Trent Woloveck of the American Cannabis Company told International Business Times that the biggest question he hears from potential investors is whether firms touch the plant or not. His nine-person company, which provides consulting services to marijuana businesses in 14 markets, went public in May 2014. That status typically means a business cannot generate revenue directly from the sale of cannabis.
“With publicly traded companies, you trade and operate on a federal market and those are regulated by the SEC, Financial Industry Regulatory Authority and other federal agencies,” Woloveck said. “If you are now touching the plant, that puts you in direct violation of federal legislation. You can be a contractor for cultivating, refining and dispensing, but you cannot have an equity stake in those operations if you are publicly traded.”
That rule of thumb may start to change. In January, the SEC for the first time allowed a company that deals with marijuana cultivation to sell shares of stock. While that ruling was a positive sign for marijuana entrepreneurs looking for new capital, Woloveck said his company’s decision to go public was not just about raising seed money.
“The big thing about being public is being fully transparent and fully reporting to the SEC in a way that gives a lot more comfort to potential investors,” said Woloveck, who went into the marijuana business after a career in the healthcare industry. “But this is not just a capital thing; it's more of a society thing.
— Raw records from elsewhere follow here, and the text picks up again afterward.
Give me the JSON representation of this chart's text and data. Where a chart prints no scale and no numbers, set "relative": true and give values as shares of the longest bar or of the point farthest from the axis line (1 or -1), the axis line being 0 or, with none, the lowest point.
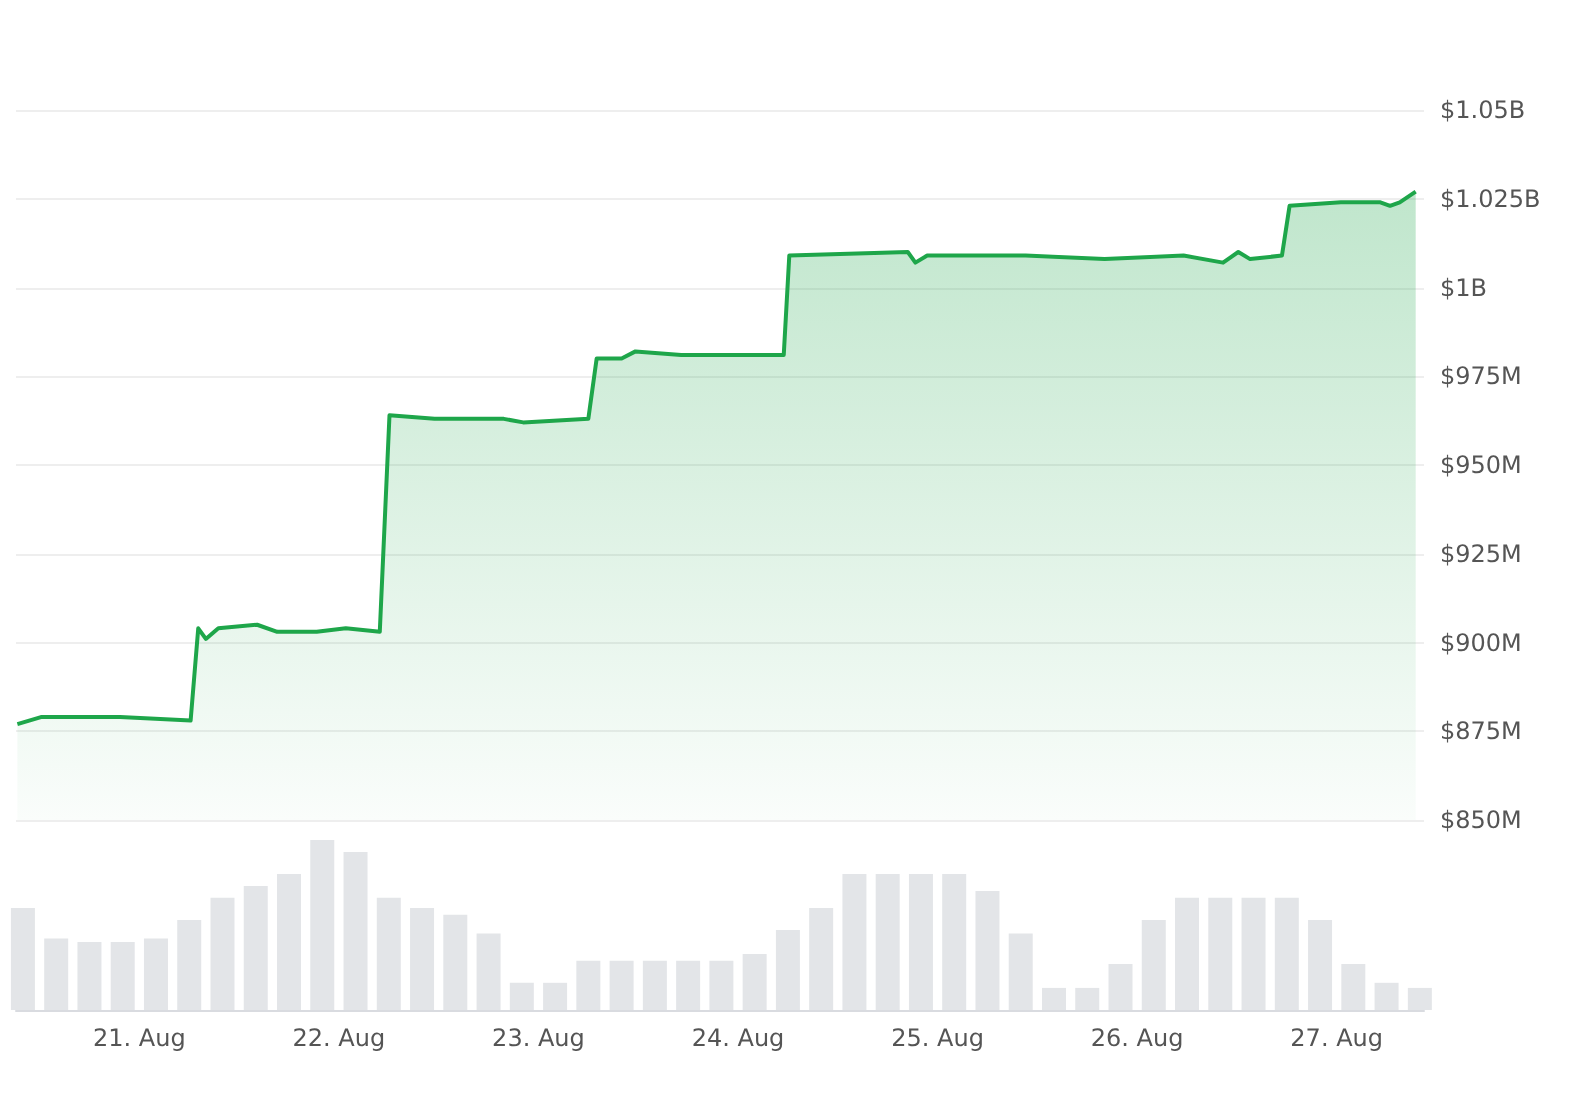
{
  "chart_data": [
    {
      "type": "area",
      "color": "#1ea64a",
      "x": [
        "--08-20T09:20",
        "--08-20T12:10",
        "--08-20T21:40",
        "--08-21T06:10",
        "--08-21T07:05",
        "--08-21T08:00",
        "--08-21T09:30",
        "--08-21T14:10",
        "--08-21T16:35",
        "--08-21T21:20",
        "--08-22T00:50",
        "--08-22T04:55",
        "--08-22T06:05",
        "--08-22T11:30",
        "--08-22T19:50",
        "--08-22T22:10",
        "--08-23T06:00",
        "--08-23T07:00",
        "--08-23T10:00",
        "--08-23T11:40",
        "--08-23T17:10",
        "--08-24T05:30",
        "--08-24T06:10",
        "--08-24T20:25",
        "--08-24T21:20",
        "--08-24T22:45",
        "--08-25T10:35",
        "--08-25T20:05",
        "--08-26T05:35",
        "--08-26T10:20",
        "--08-26T12:10",
        "--08-26T13:35",
        "--08-26T17:25",
        "--08-26T18:20",
        "--08-27T00:30",
        "--08-27T05:15",
        "--08-27T06:25",
        "--08-27T07:35",
        "--08-27T09:30"
      ],
      "values": [
        877000000,
        879000000,
        879000000,
        878000000,
        904000000,
        901000000,
        904000000,
        905000000,
        903000000,
        903000000,
        904000000,
        903000000,
        964000000,
        963000000,
        963000000,
        962000000,
        963000000,
        980000000,
        980000000,
        982000000,
        981000000,
        981000000,
        1009000000,
        1010000000,
        1007000000,
        1009000000,
        1009000000,
        1008000000,
        1009000000,
        1007000000,
        1010000000,
        1008000000,
        1009000000,
        1023000000,
        1024000000,
        1024000000,
        1023000000,
        1024000000,
        1027000000
      ],
      "xlim": [
        "--08-20T09:10",
        "--08-27T10:30"
      ],
      "ylim": [
        850000000,
        1050000000
      ],
      "yticks": [
        {
          "value": 850000000,
          "label": "$850M"
        },
        {
          "value": 875000000,
          "label": "$875M"
        },
        {
          "value": 900000000,
          "label": "$900M"
        },
        {
          "value": 925000000,
          "label": "$925M"
        },
        {
          "value": 950000000,
          "label": "$950M"
        },
        {
          "value": 975000000,
          "label": "$975M"
        },
        {
          "value": 1000000000,
          "label": "$1B"
        },
        {
          "value": 1025000000,
          "label": "$1.025B"
        },
        {
          "value": 1050000000,
          "label": "$1.05B"
        }
      ],
      "grid": "y",
      "tick_labels": "y"
    },
    {
      "type": "bar",
      "relative": true,
      "color": "#e3e5e8",
      "x": [
        "--08-20T10:00",
        "--08-20T14:00",
        "--08-20T18:00",
        "--08-20T22:00",
        "--08-21T02:00",
        "--08-21T06:00",
        "--08-21T10:00",
        "--08-21T14:00",
        "--08-21T18:00",
        "--08-21T22:00",
        "--08-22T02:00",
        "--08-22T06:00",
        "--08-22T10:00",
        "--08-22T14:00",
        "--08-22T18:00",
        "--08-22T22:00",
        "--08-23T02:00",
        "--08-23T06:00",
        "--08-23T10:00",
        "--08-23T14:00",
        "--08-23T18:00",
        "--08-23T22:00",
        "--08-24T02:00",
        "--08-24T06:00",
        "--08-24T10:00",
        "--08-24T14:00",
        "--08-24T18:00",
        "--08-24T22:00",
        "--08-25T02:00",
        "--08-25T06:00",
        "--08-25T10:00",
        "--08-25T14:00",
        "--08-25T18:00",
        "--08-25T22:00",
        "--08-26T02:00",
        "--08-26T06:00",
        "--08-26T10:00",
        "--08-26T14:00",
        "--08-26T18:00",
        "--08-26T22:00",
        "--08-27T02:00",
        "--08-27T06:00",
        "--08-27T10:00"
      ],
      "values": [
        0.6,
        0.42,
        0.4,
        0.4,
        0.42,
        0.53,
        0.66,
        0.73,
        0.8,
        1.0,
        0.93,
        0.66,
        0.6,
        0.56,
        0.45,
        0.16,
        0.16,
        0.29,
        0.29,
        0.29,
        0.29,
        0.29,
        0.33,
        0.47,
        0.6,
        0.8,
        0.8,
        0.8,
        0.8,
        0.7,
        0.45,
        0.13,
        0.13,
        0.27,
        0.53,
        0.66,
        0.66,
        0.66,
        0.66,
        0.53,
        0.27,
        0.16,
        0.13
      ],
      "xlim": [
        "--08-20T09:10",
        "--08-27T10:30"
      ],
      "xticks": [
        {
          "value": "--08-21",
          "label": "21. Aug"
        },
        {
          "value": "--08-22",
          "label": "22. Aug"
        },
        {
          "value": "--08-23",
          "label": "23. Aug"
        },
        {
          "value": "--08-24",
          "label": "24. Aug"
        },
        {
          "value": "--08-25",
          "label": "25. Aug"
        },
        {
          "value": "--08-26",
          "label": "26. Aug"
        },
        {
          "value": "--08-27",
          "label": "27. Aug"
        }
      ],
      "tick_labels": "x"
    }
  ]
}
We are trying to redefine society’s views on cannabis. Being good stewards and showing that this industry is not just all smoke and mirrors is important, and being a publicly traded entity helps us do that.”
On top of questions about track records and revenue streams, a key concern for potential investors, said FlexMod Solutions’ Steve Smith, is the changing rules surrounding cannabis.
“It’s the legal stuff, the regulations changing, and it’s being prepared for what you don’t know,” Smith said as he described his modular construction company, which builds grow houses and dispensaries. The motto on the firm's glossy brochure is “a new model for the new frontier of commercial grow facilities in the 21st century.”
That ongoing legal uncertainty has created a whole cottage industry for firms like iComply, which provide compliance and auditing services for marijuana producers.
“The key to staying in business is complying with the many different rules and regulations and they can change quite rapidly,” said iComply’s Andreas Nilsson. “I believe this industry is a safe investment now and I believe it because I’ve seen a lot of well-put-together operations. Three years ago, though, I might have said something different. But things have gotten a lot better, especially here in Colorado.”
Nilsson said that while there remains political opposition to marijuana legalization from leaders like Colorado’s Democratic Gov. John Hickenlooper, the state’s officials put together “very well-developed and clear” regulations and “decided to go in and create a system that is not designed to fail.”
That solid system, said Nilsson’s colleague, Frank Lynch, was a result of the overwhelming vote in Colorado in 2012 to enshrine legal marijuana as a constitutional right. The historic vote, which made Colorado the first to fully legalize marijuana for recreational use, forced lawmakers to accept the existence of the cannabis industry for the long haul, Lynch said.
“Colorado passed a constitutional amendment rather than just a law, which created a climate that is very progressive and positive rather than punitive,” he told IBTimes. “In other states, even though the people may want legal marijuana, you have politicians who are reluctant and who can change the statutes, and those are the states where it's not working as well.”